Save Data Resident Evil 4 Aethersx2 Apr 2026

The screen went black for three seconds. Then, the Capcom logo appeared. The “Press Start” screen. And then… “New Game.”

A wave of relief so profound it was almost nauseating washed over me. The castle courtyard loaded. The sound of the zealots chanting in Latin filled my ears. I had lost about 45 minutes of progress—the water room, which I’d have to redo—but my Blacktail was still maxed. Ashley was still safe in her steel diaper.

I even discovered a hidden ritual: using the “Import Backup” feature in AetherSX2’s advanced settings to keep a rolling cache of the last five saves.

With trembling fingers, I navigated to the memory card browser within AetherSX2 itself, not the quick-load menu. There it was: RESIDENT EVIL 4 (U) . A standard PS2 memory card icon. I held my breath and selected it. save data resident evil 4 aethersx2

That evening, I did something I hadn't done before. I connected my phone to my PC, navigated to Android/data/xyz.aethersx2.android/files/memcards/ , and copied Mcd001.ps2 to three different locations: my PC desktop, my Google Drive, and a tiny USB stick I taped to the inside of my nightstand drawer.

The save was a ghost. A digital corpse that the emulator could see but no longer touch.

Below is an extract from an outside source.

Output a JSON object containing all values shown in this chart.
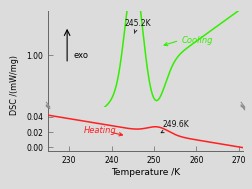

I was at Chapter 3-2. The castle.

My save file was pristine. Fifteen hours. A maxed-out Blacktail. The Broken Butterfly with ten magnum rounds. Ashley in her knight armor (I’d suffered through that escort mission on Professional to get it). I was a god.

From that night on, I became a zealot myself. Every time I finished a chapter, I would not only use the typewriter, but I would also manually export the memory card file. I started labeling them by date: RE4_2024-03-15.ps2 , RE4_2024-03-16.ps2 .

Now, when people ask me for advice on playing Resident Evil 4 on AetherSX2, I don't talk about the best settings for performance or how to map the Wii remote-style aiming to a touchscreen. I look them dead in the eye and say: The screen went black for three seconds

Then came the update.

Weeks later, I finally did it. I stood on the cliffside with a topless (in the original, at least) helicopter flying away. “Mission Accomplished” flashed on the screen. I had unlocked the Chicago Typewriter, the PRL 412, and the infinite launcher. My save data was a monument.

And I had done that. Every time I finished a session, I would go to the in-game typewriter, use a real ink ribbon, and save to the virtual memory card. Not the emulator’s snapshot. The game’s save. And then… “New Game

RE4_MASTER.sstates was there. 2.4 MB. A good size.

My name is Leo, and for the past three weeks, I had been waging a guerrilla war against Los Illuminados, all from the backseat of my morning commute, my lunch breaks, and the sacred quiet hours after midnight. My weapon of choice wasn’t the Red9 or the semi-auto rifle. It was AetherSX2, the elegant, powerful PS2 emulator on my Android phone.